Água Quente sob Ponte Vermelha,
de Shohei Imamura

Hakai hashi noshitano nuri mizu, Japão/França, 2001


Ao se tentar pensar a posição de Shohei Imamura dentro do cinema japonês, e mais especialmente, suas posições sobre seu próprio país, não é difícil chegar a um perplexo estranhamento. Ao mesmo tempo crítico da tradição e desconfiado do processo de ocidentalização do Japão, que estava em pleno vigor quando da formação do cineasta e ainda à época de seus primeiros filmes, é sempre difícil tentar enquadra-lo. Pode-se identificar, de fato, um gosto por uma certa forma de anarquismo, mas ainda assim uma não muito fácil de descrever, que poderia ser vista até mesmo como um anarquismo conservador. Em 89, após realizar o excepcional Black Rain, Imamura anunciou que se tratava de seu último filme. Oito anos depois mudou de idéia e realizou A Enguia, ao qual se seguiram Dr. Akagi e este Água Quente sob uma Ponte Vermelha.

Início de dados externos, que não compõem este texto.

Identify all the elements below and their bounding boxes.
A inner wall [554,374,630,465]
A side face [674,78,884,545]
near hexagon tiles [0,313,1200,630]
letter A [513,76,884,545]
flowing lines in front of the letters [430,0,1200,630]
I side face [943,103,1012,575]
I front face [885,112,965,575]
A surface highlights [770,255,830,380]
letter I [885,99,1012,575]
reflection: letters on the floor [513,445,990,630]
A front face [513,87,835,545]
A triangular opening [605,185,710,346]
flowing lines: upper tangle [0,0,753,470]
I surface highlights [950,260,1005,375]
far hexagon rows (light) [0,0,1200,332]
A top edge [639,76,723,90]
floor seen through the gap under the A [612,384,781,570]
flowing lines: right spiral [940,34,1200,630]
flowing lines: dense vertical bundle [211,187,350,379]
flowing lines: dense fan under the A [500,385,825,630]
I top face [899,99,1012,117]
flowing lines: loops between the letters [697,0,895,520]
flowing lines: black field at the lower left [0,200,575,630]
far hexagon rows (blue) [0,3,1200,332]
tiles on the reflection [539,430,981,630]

À primeira vista, este esforço de colocar em perspectiva um pouco da obra de Shohei Imamura pode soar estranha, mas o fato é que o Imamura dos filmes recentes já não é o mesmo de antes. Um fã incauto que se confronte com este Água Quente sob uma Ponte Vermelha poderia, num primeiro momento, até se perguntar sobre o que aconteceu com o autor de Minha Vingança e A Balada de Narayama. Impressiona, por exemplo, o quanto o Imamura recente lembra o último John Ford, especialmente o de filmes como O Aventureiro do Pacífico. Não se trata, afinal, de um paralelo que em outros tempos se esperaria traçar. Mas lá está, seja no humor, seja no tom descontraído, nas pequenas comunidades construídas à margem, seja na preferência por valorizar as pequenas excentricidades das personagens sobre a trama.

Impressiona também o quanto Água Quente sob uma Ponte Vermelha e A Enguia têm em comum. São pequenas comédias passadas em comunidades que parecem existir fora do Japão atual, onde um homem (Koji Yakusho, ambas as vezes) se vê imposto a reconstruir sua vida, aí incluída a sua própria identidade, bem longe daquela que um dia teve (em ambos os filmes Yakusho fora um executivo numa grande cidade). A segunda chance acaba se dando através de uma mulher (Misa Shimizu) tanto num quanto no outro. Num primeiro momento estas duas pequenas fábulas parecem até mesmo excluir o Japão contemporâneo completamente, mas nada podia ser mais distante do temperamento não-conformista de Imamura, e é exatamente o Japão que está no centro deste dois belos pequenos filmes.

A julgar pelo que de melhor o seu cinema vem produzindo (os filmes de Takeshi Kitano, Shinji Ayoama, Kiyoshi Kurosawa) o Japão é um país em crise existencial. Água Quente sob uma Ponte Vermelha não esta nem um pouco distante destes filmes, mas a abordagem, como não podia deixar de ser, é bem própria de Imamura. Há um imenso desencanto nas cenas iniciais do filme, como se o cineasta reconhecesse que muitas das conseqüências que ele apontara na ocidentalização do seu país se confirmaram, há uma visão bastante negativa sobre o momento do país. Não é à toa que haja tanto humor em Água Quente sob uma Ponte Vermelha é como se Imamura tentasse, em vão, diminuir a dor que marca cada personagem. Há ainda que se destacar Koji Yakusho, que além de A Enguia e destes filmes, protagonizou Eureka de Ayoama e todos os trabalhos recentes de Kurosawa. É um caso de casting perfeito, o seu rosto é ao mesmo tempo absolutamente banal e marcado, como se por dentro ele estivesse sempre sangrando.

Se Água Quente sob uma Ponte Vermelha acaba por se revelar um grande filme, isto também passa muito por algumas das opções do Imamura recente, que talvez o faça parecer, num primeiro momento, um filme banal. De fato trata-se de um filme menor, da mesma forma como antes o fora A Enguia. Pode-se até mesmo questionar se este Imamura dos últimos filmes não perdeu algo, e de fato, talvez o tenha, mas há compensações. Água Quente sob uma Ponte Vermelha (como antes já era A Enguia) é um filme que alcança sua grandeza justamente na medida que aposta nos pequenos detalhes, na forma discreta com que dá valor aos objetos ao redor de suas personagens, em como valoriza nuanças de comportamento das mesmas ou como insere um belo, mas discreto e aparentemente sem importância, plano no meio de uma seqüência. É, por fim, um filme que parece pedir para ser subestimado, mas é justamente na soma destes pequenos momentos que Shohei Imamura termina por atingir mais um grande momento de seu cinema.